Overall customer satisfaction with homeowners insurance companies has declined to the lowest level in five years, primarily due to decreases in satisfaction with policy offerings and customer service, according to the J.D. Power and Associates 2010 U.S. National Homeowners Insurance Study.
However, the study says that satisfaction over claims has not declined and policyholders who bundle their auto and home coverages are happier than those who do not.
Nearly one-third of policyholders indicate they recently contacted their homeowners insurer regarding their policy coverage or renewals during the past 12 months. However, satisfaction with these interactions has declined from 2009, due to deteriorating perceptions of the insurer’s timeliness in resolving customer issues.
The study measures customer satisfaction with homeowners insurance companies by examining five factors: policy offerings; price; billing and payment; interaction; and claims.
Overall satisfaction with homeowners insurance companies averages 750 on a 1,000-point scale in 2010 – decreasing by 23 points from 2009. While satisfaction has declined in four of the five factors from 2009 (all except claims), the greatest declines are in the areas of policy offerings and service interaction.
According to the researchers, negative perceptions of homeowners insurance policy offerings may stem from two issues in particular: an abundance of advertising from insurers promoting discounts on auto insurance and policyholders’ general lack of understanding of their homeowners policies and how home premiums are determined.

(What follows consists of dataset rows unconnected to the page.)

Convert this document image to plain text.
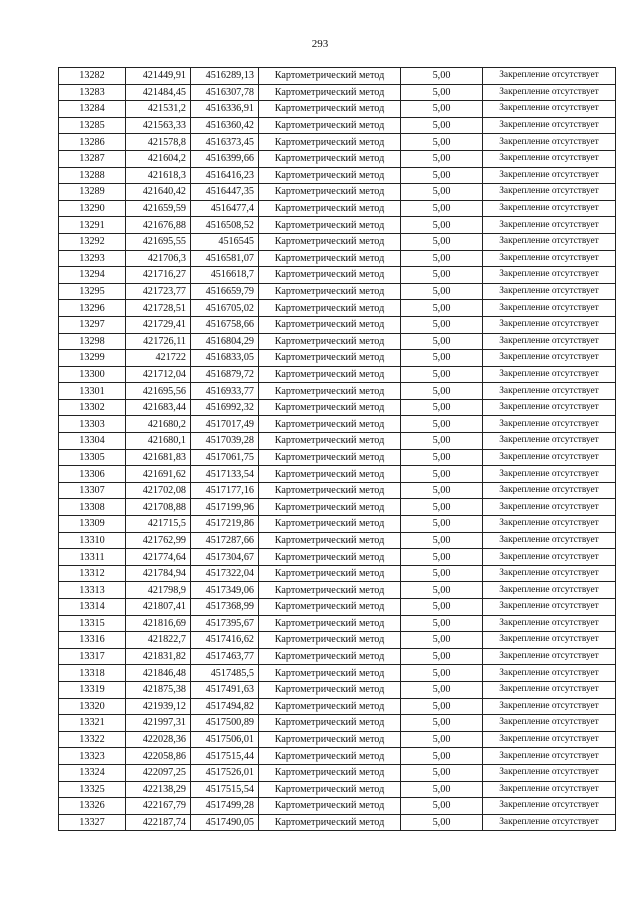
293
13282	421449,91	4516289,13	Картометрический метод	5,00	Закрепление отсутствует
13283	421484,45	4516307,78	Картометрический метод	5,00	Закрепление отсутствует
13284	421531,2	4516336,91	Картометрический метод	5,00	Закрепление отсутствует
13285	421563,33	4516360,42	Картометрический метод	5,00	Закрепление отсутствует
13286	421578,8	4516373,45	Картометрический метод	5,00	Закрепление отсутствует
13287	421604,2	4516399,66	Картометрический метод	5,00	Закрепление отсутствует
13288	421618,3	4516416,23	Картометрический метод	5,00	Закрепление отсутствует
13289	421640,42	4516447,35	Картометрический метод	5,00	Закрепление отсутствует
13290	421659,59	4516477,4	Картометрический метод	5,00	Закрепление отсутствует
13291	421676,88	4516508,52	Картометрический метод	5,00	Закрепление отсутствует
13292	421695,55	4516545	Картометрический метод	5,00	Закрепление отсутствует
13293	421706,3	4516581,07	Картометрический метод	5,00	Закрепление отсутствует
13294	421716,27	4516618,7	Картометрический метод	5,00	Закрепление отсутствует
13295	421723,77	4516659,79	Картометрический метод	5,00	Закрепление отсутствует
13296	421728,51	4516705,02	Картометрический метод	5,00	Закрепление отсутствует
13297	421729,41	4516758,66	Картометрический метод	5,00	Закрепление отсутствует
13298	421726,11	4516804,29	Картометрический метод	5,00	Закрепление отсутствует
13299	421722	4516833,05	Картометрический метод	5,00	Закрепление отсутствует
13300	421712,04	4516879,72	Картометрический метод	5,00	Закрепление отсутствует
13301	421695,56	4516933,77	Картометрический метод	5,00	Закрепление отсутствует
13302	421683,44	4516992,32	Картометрический метод	5,00	Закрепление отсутствует
13303	421680,2	4517017,49	Картометрический метод	5,00	Закрепление отсутствует
13304	421680,1	4517039,28	Картометрический метод	5,00	Закрепление отсутствует
13305	421681,83	4517061,75	Картометрический метод	5,00	Закрепление отсутствует
13306	421691,62	4517133,54	Картометрический метод	5,00	Закрепление отсутствует
13307	421702,08	4517177,16	Картометрический метод	5,00	Закрепление отсутствует
13308	421708,88	4517199,96	Картометрический метод	5,00	Закрепление отсутствует
13309	421715,5	4517219,86	Картометрический метод	5,00	Закрепление отсутствует
13310	421762,99	4517287,66	Картометрический метод	5,00	Закрепление отсутствует
13311	421774,64	4517304,67	Картометрический метод	5,00	Закрепление отсутствует
13312	421784,94	4517322,04	Картометрический метод	5,00	Закрепление отсутствует
13313	421798,9	4517349,06	Картометрический метод	5,00	Закрепление отсутствует
13314	421807,41	4517368,99	Картометрический метод	5,00	Закрепление отсутствует
13315	421816,69	4517395,67	Картометрический метод	5,00	Закрепление отсутствует
13316	421822,7	4517416,62	Картометрический метод	5,00	Закрепление отсутствует
13317	421831,82	4517463,77	Картометрический метод	5,00	Закрепление отсутствует
13318	421846,48	4517485,5	Картометрический метод	5,00	Закрепление отсутствует
13319	421875,38	4517491,63	Картометрический метод	5,00	Закрепление отсутствует
13320	421939,12	4517494,82	Картометрический метод	5,00	Закрепление отсутствует
13321	421997,31	4517500,89	Картометрический метод	5,00	Закрепление отсутствует
13322	422028,36	4517506,01	Картометрический метод	5,00	Закрепление отсутствует
13323	422058,86	4517515,44	Картометрический метод	5,00	Закрепление отсутствует
13324	422097,25	4517526,01	Картометрический метод	5,00	Закрепление отсутствует
13325	422138,29	4517515,54	Картометрический метод	5,00	Закрепление отсутствует
13326	422167,79	4517499,28	Картометрический метод	5,00	Закрепление отсутствует
13327	422187,74	4517490,05	Картометрический метод	5,00	Закрепление отсутствует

“Homeowners insurance policyholders are already price sensitive due to the economy,” said Jeremy Bowler, senior director of the insurance practice at J.D. Power and Associates. “Approximately 50 percent of customers don’t have a clear understanding of how much coverage or what type of coverage they have on their home, and may have erroneously expected their premiums to decrease just as home values have declined since 2008. As a result, many customers believe their policies are not aligned with their property values and express dissatisfaction.”
Across all generational age groups, customers who bundle auto and homeowners policies are notably more satisfied and likely to renew with their insurer, compared with customers who do not bundle. However, bundling has the most notable positive effect on retention among customers in the Gen Y demographic group (born between 1977 and 1994), compared with other generational groups. Retention rates among Gen Y auto insurance customers who do not bundle average 72 percent, while retention among Gen Y customers who bundle their auto and homeowners policies averages 92 percent – a 20-percentage-point gain. For customers in the Gen X (born between 1965 and 1976) and Baby Boomer (born between 1946 and 1964) generational groups, the gains average 11 percentage points and nine percentage points, respectively.
The study also finds that bundling rates among Gen Y customers vary widely among insurers, with the highest averaging 86 percent, compared with a low of 38 percent.
The 2010 U.S. National Homeowners Insurance Study is based on responses from more than 12,900 homeowners insurance customers. The study was fielded between April and June 2010.